Our series has several limitations, such as a low number of patients, and the non-inclusion of patients with spinal vascular malformations. It should also be noted that whereas the Scepter Mini balloon microcatheter does seem to have better navigability within small distal intracranial vessels, it does not permit placement of coils4,20 or delivery of intracranial stents21,22 quite unlike the case with other dual lumen balloon microcatheters such as the Scepter C and XC. However, our series does suggest the potential for wider utilization of this low-profile dual lumen balloon microcatheter for some balloon assisted endovascular neurosurgical procedures, in which distal navigability and a smaller profile for the balloon are more important.
Conclusion
The Scepter Mini has the potential to be useful for endovascular neurosurgical procedures requiring balloon assistance in smaller diameter blood vessels.
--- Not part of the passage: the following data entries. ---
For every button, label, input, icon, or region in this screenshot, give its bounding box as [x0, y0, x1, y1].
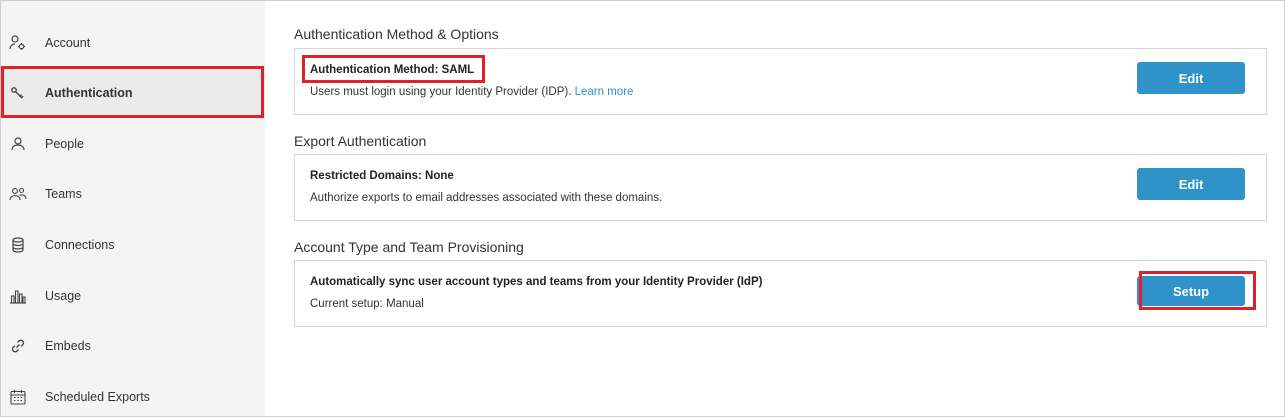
auth-method-title: Authentication Method: SAML: [310, 64, 475, 76]
sidebar-item-account[interactable]: Account: [1, 18, 265, 68]
export-auth-card: Restricted Domains: None Authorize expor…: [294, 154, 1267, 221]
provisioning-title: Automatically sync user account types an…: [310, 276, 763, 288]
sidebar-item-teams[interactable]: Teams: [1, 169, 265, 219]
sidebar-item-label: Connections: [45, 238, 115, 252]
section-title-export-auth: Export Authentication: [294, 133, 427, 149]
edit-auth-method-button[interactable]: Edit: [1137, 62, 1245, 94]
learn-more-link[interactable]: Learn more: [575, 86, 634, 98]
sidebar-item-label: Scheduled Exports: [45, 390, 150, 404]
main-content: Authentication Method & Options Authenti…: [266, 0, 1284, 417]
key-icon: [9, 84, 27, 102]
sidebar-item-label: Teams: [45, 187, 82, 201]
sidebar-item-label: Usage: [45, 289, 82, 303]
person-icon: [9, 135, 27, 153]
sidebar: Account Authentication People Teams Conn…: [1, 1, 265, 416]
sidebar-item-scheduled-exports[interactable]: Scheduled Exports: [1, 372, 265, 417]
auth-method-description: Users must login using your Identity Pro…: [310, 86, 633, 98]
sidebar-item-label: Authentication: [45, 86, 133, 100]
sidebar-item-people[interactable]: People: [1, 119, 265, 169]
sidebar-item-connections[interactable]: Connections: [1, 220, 265, 270]
restricted-domains-description: Authorize exports to email addresses ass…: [310, 192, 663, 204]
teams-icon: [9, 185, 27, 203]
sidebar-item-label: People: [45, 137, 84, 151]
restricted-domains-title: Restricted Domains: None: [310, 170, 454, 182]
calendar-icon: [9, 388, 27, 406]
provisioning-description: Current setup: Manual: [310, 298, 424, 310]
auth-method-desc-text: Users must login using your Identity Pro…: [310, 86, 572, 98]
account-settings-icon: [9, 34, 27, 52]
sidebar-item-label: Account: [45, 36, 91, 50]
edit-export-auth-button[interactable]: Edit: [1137, 168, 1245, 200]
sidebar-item-authentication[interactable]: Authentication: [1, 68, 265, 118]
link-icon: [9, 337, 27, 355]
section-title-provisioning: Account Type and Team Provisioning: [294, 239, 524, 255]
database-icon: [9, 236, 27, 254]
section-title-auth-method: Authentication Method & Options: [294, 26, 499, 42]
sidebar-item-label: Embeds: [45, 339, 91, 353]
sidebar-item-usage[interactable]: Usage: [1, 271, 265, 321]
setup-provisioning-button[interactable]: Setup: [1137, 276, 1245, 306]
auth-method-card: Authentication Method: SAML Users must l…: [294, 48, 1267, 115]
provisioning-card: Automatically sync user account types an…: [294, 260, 1267, 327]
bar-chart-icon: [9, 287, 27, 305]
sidebar-item-embeds[interactable]: Embeds: [1, 321, 265, 371]
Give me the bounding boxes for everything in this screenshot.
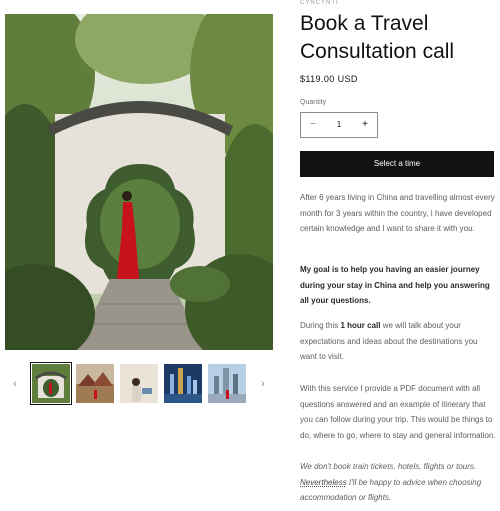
product-price: $119.00 USD <box>300 74 358 84</box>
thumbnail-4[interactable] <box>164 364 202 403</box>
chevron-right-icon[interactable]: › <box>256 376 270 392</box>
description-disclaimer: We don't book train tickets, hotels, fli… <box>300 459 496 506</box>
thumbnail-3[interactable] <box>120 364 158 403</box>
product-title: Book a Travel Consultation call <box>300 12 455 63</box>
p5-text-before: We don't book train tickets, hotels, fli… <box>300 462 477 471</box>
description-paragraph-2: My goal is to help you having an easier … <box>300 262 496 309</box>
description-paragraph-3: During this 1 hour call we will talk abo… <box>300 318 496 365</box>
thumbnail-1[interactable] <box>30 362 72 405</box>
thumbnail-5[interactable] <box>208 364 246 403</box>
goal-statement: My goal is to help you having an easier … <box>300 265 490 305</box>
chevron-left-icon[interactable]: ‹ <box>8 376 22 392</box>
increase-quantity-button[interactable]: + <box>353 113 377 137</box>
p5-underlined-word: Nevertheless <box>300 477 347 487</box>
quantity-input[interactable]: 1 <box>325 113 353 137</box>
decrease-quantity-button[interactable]: − <box>301 113 325 137</box>
vendor-label: CYNCYNTI <box>300 0 339 6</box>
quantity-stepper: − 1 + <box>300 112 378 138</box>
description-paragraph-4: With this service I provide a PDF docume… <box>300 384 496 440</box>
quantity-label: Quantity <box>300 99 327 106</box>
select-time-button[interactable]: Select a time <box>300 151 494 177</box>
thumbnail-strip: ‹ › <box>5 362 273 406</box>
p3-bold-duration: 1 hour call <box>340 321 381 330</box>
description-paragraph-1: After 6 years living in China and travel… <box>300 193 495 233</box>
p3-text-before: During this <box>300 321 341 330</box>
moon-gate-garden-photo <box>5 14 273 350</box>
thumbnail-2[interactable] <box>76 364 114 403</box>
main-product-image[interactable] <box>5 14 273 350</box>
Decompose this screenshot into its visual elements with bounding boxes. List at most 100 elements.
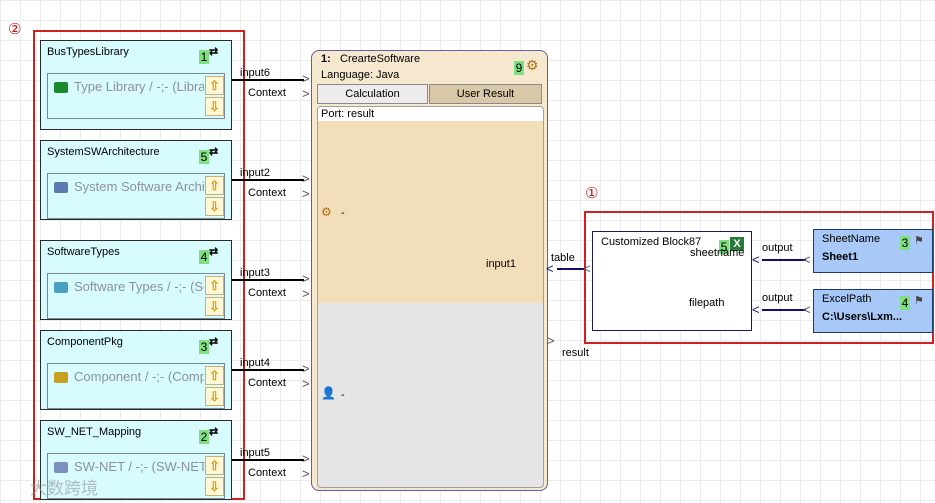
output-label-2: output bbox=[762, 292, 793, 304]
param-block-excelpath[interactable]: ExcelPath C:\Users\Lxm... 4 ⚑ bbox=[813, 289, 933, 333]
output-arrow-icon: < bbox=[752, 302, 760, 317]
table-port-icon: < bbox=[583, 261, 591, 276]
connector-arrow-icon: > bbox=[302, 376, 310, 391]
sheetname-port-label: sheetname bbox=[690, 247, 745, 259]
port-label-input2: input2 bbox=[240, 167, 270, 179]
table-label: table bbox=[551, 252, 575, 264]
source-title: SystemSWArchitecture bbox=[47, 146, 160, 158]
gears-calc-icon[interactable]: ⚙ bbox=[526, 57, 539, 74]
source-inner-field[interactable]: Type Library / -;- (Library) ⇧ ⇩ bbox=[47, 73, 225, 119]
output-arrow-icon: < bbox=[752, 252, 760, 267]
connector-arrow-icon: > bbox=[302, 466, 310, 481]
param-badge: 3 bbox=[900, 236, 910, 250]
context-label: Context bbox=[248, 377, 286, 389]
arrow-up-icon[interactable]: ⇧ bbox=[205, 176, 224, 195]
swap-icon[interactable]: ⇄ bbox=[209, 245, 218, 258]
output-connector-line-2 bbox=[762, 309, 806, 311]
output-label-1: output bbox=[762, 242, 793, 254]
context-label: Context bbox=[248, 187, 286, 199]
user-dash: - bbox=[341, 389, 345, 401]
block-badge: 9 bbox=[514, 61, 524, 75]
tab-calculation[interactable]: Calculation bbox=[317, 84, 428, 104]
arrow-up-icon[interactable]: ⇧ bbox=[205, 76, 224, 95]
source-inner-field[interactable]: Software Types / -;- (Software Types) ⇧ … bbox=[47, 273, 225, 319]
param-value: C:\Users\Lxm... bbox=[822, 311, 903, 323]
arrow-down-icon[interactable]: ⇩ bbox=[205, 387, 224, 406]
table-arrow-icon: < bbox=[546, 261, 554, 276]
arrow-down-icon[interactable]: ⇩ bbox=[205, 197, 224, 216]
connector-line bbox=[232, 179, 304, 181]
port-label-input5: input5 bbox=[240, 447, 270, 459]
source-badge: 5 bbox=[199, 150, 209, 164]
output-port-icon: < bbox=[803, 302, 811, 317]
source-block-componentpkg[interactable]: ComponentPkg 3 ⇄ Component / -;- (Compon… bbox=[40, 330, 232, 410]
port-label-input3: input3 bbox=[240, 267, 270, 279]
context-label: Context bbox=[248, 287, 286, 299]
mapping-icon bbox=[54, 462, 68, 473]
source-title: ComponentPkg bbox=[47, 336, 123, 348]
connector-line bbox=[232, 279, 304, 281]
arrow-down-icon[interactable]: ⇩ bbox=[205, 97, 224, 116]
swap-icon[interactable]: ⇄ bbox=[209, 145, 218, 158]
calc-dash: - bbox=[341, 207, 345, 219]
architecture-icon bbox=[54, 182, 68, 193]
flag-icon[interactable]: ⚑ bbox=[914, 294, 924, 307]
connector-arrow-icon: > bbox=[302, 86, 310, 101]
source-inner-text: System Software Architecture bbox=[74, 179, 204, 194]
source-inner-text: SW-NET / -;- (SW-NET:Mapping) bbox=[74, 459, 204, 474]
tab-user-result[interactable]: User Result bbox=[429, 84, 542, 104]
block-title: CrearteSoftware bbox=[340, 53, 421, 65]
connector-arrow-icon: > bbox=[302, 451, 310, 466]
port-label-input4: input4 bbox=[240, 357, 270, 369]
source-badge: 3 bbox=[199, 340, 209, 354]
marker-two: ② bbox=[8, 20, 22, 38]
connector-line bbox=[232, 459, 304, 461]
connector-arrow-icon: > bbox=[302, 186, 310, 201]
marker-one: ① bbox=[585, 184, 599, 202]
source-title: SW_NET_Mapping bbox=[47, 426, 142, 438]
source-inner-text: Software Types / -;- (Software Types) bbox=[74, 279, 204, 294]
source-block-softwaretypes[interactable]: SoftwareTypes 4 ⇄ Software Types / -;- (… bbox=[40, 240, 232, 320]
port-result-label: Port: result bbox=[321, 108, 375, 120]
arrow-up-icon[interactable]: ⇧ bbox=[205, 276, 224, 295]
param-title: ExcelPath bbox=[822, 293, 872, 305]
source-block-bustypeslibrary[interactable]: BusTypesLibrary 1 ⇄ Type Library / -;- (… bbox=[40, 40, 232, 130]
swap-icon[interactable]: ⇄ bbox=[209, 45, 218, 58]
connector-arrow-icon: > bbox=[302, 171, 310, 186]
param-title: SheetName bbox=[822, 233, 881, 245]
arrow-down-icon[interactable]: ⇩ bbox=[205, 477, 224, 496]
arrow-down-icon[interactable]: ⇩ bbox=[205, 297, 224, 316]
source-inner-field[interactable]: Component / -;- (Component) ⇧ ⇩ bbox=[47, 363, 225, 409]
script-block-crearte-software[interactable]: 1: CrearteSoftware Language: Java 9 ⚙ Ca… bbox=[311, 50, 548, 491]
connector-arrow-icon: > bbox=[302, 361, 310, 376]
calc-area bbox=[318, 121, 543, 303]
port-label-input6: input6 bbox=[240, 67, 270, 79]
arrow-up-icon[interactable]: ⇧ bbox=[205, 366, 224, 385]
result-panel: Port: result ⚙ - input1 👤 - bbox=[317, 106, 544, 488]
connector-arrow-icon: > bbox=[302, 71, 310, 86]
source-inner-text: Component / -;- (Component) bbox=[74, 369, 204, 384]
component-icon bbox=[54, 372, 68, 383]
source-block-systemswarchitecture[interactable]: SystemSWArchitecture 5 ⇄ System Software… bbox=[40, 140, 232, 220]
output-port-icon: < bbox=[803, 252, 811, 267]
connector-arrow-icon: > bbox=[302, 271, 310, 286]
param-block-sheetname[interactable]: SheetName Sheet1 3 ⚑ bbox=[813, 229, 933, 273]
customized-block[interactable]: Customized Block87 5 X sheetname filepat… bbox=[592, 231, 752, 331]
source-inner-field[interactable]: System Software Architecture ⇧ ⇩ bbox=[47, 173, 225, 219]
arrow-up-icon[interactable]: ⇧ bbox=[205, 456, 224, 475]
swap-icon[interactable]: ⇄ bbox=[209, 425, 218, 438]
source-badge: 1 bbox=[199, 50, 209, 64]
source-title: BusTypesLibrary bbox=[47, 46, 129, 58]
table-connector-line bbox=[557, 268, 584, 270]
result-label: result bbox=[562, 347, 589, 359]
flag-icon[interactable]: ⚑ bbox=[914, 234, 924, 247]
context-label: Context bbox=[248, 467, 286, 479]
swap-icon[interactable]: ⇄ bbox=[209, 335, 218, 348]
input1-label: input1 bbox=[486, 258, 516, 270]
connector-arrow-icon: > bbox=[302, 286, 310, 301]
watermark: 大数跨境 bbox=[30, 479, 98, 499]
source-badge: 4 bbox=[199, 250, 209, 264]
param-value: Sheet1 bbox=[822, 251, 859, 263]
source-inner-text: Type Library / -;- (Library) bbox=[74, 79, 204, 94]
source-badge: 2 bbox=[199, 430, 209, 444]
In this small series of patients, it demonstrated good navigability and safety with balloon inflation.
Footnotes
Declaration of conflicting interests: The author(s) declared the following potential conflicts of interest with respect to the research, authorship, and/or publication of this article: Dr. Jagadeesan is a consultant for Microvention (Aliso Viejo, CA) and Medtronic (Irvine, CA), He is also a co-investigator for PHIL study sponsored by Microvention at University of Minnesota. He did not receive any funding for this project. Dr. Grande is a consultant for Medtronic (Irvine, CA) and Integra (Princeton, NJ). He is also a co-investigator for PHIL study sponsored by Microvention at University of Minnesota. He did not receive any funding for this project. Dr. Tummala is Primary investigator for PHIL study sponsored by Microvention at University of Minnesota. He also received an unrestricted education grant from Microvention. He did not receive any funding for this project. Dr. Hassan is consultant and speaker for Medtronic, Stryker, Microvention, Penumbra, Balt, Viz Ai, Scientia, Genentec, and GE Healthcare; received personal fees with Cerenovus outside of submitted work. Dr. Mehta, Dr. Tekle and Dr. Masood has no disclosures.
Funding: The author(s) received no financial support for the research, authorship, and/or publication of this article.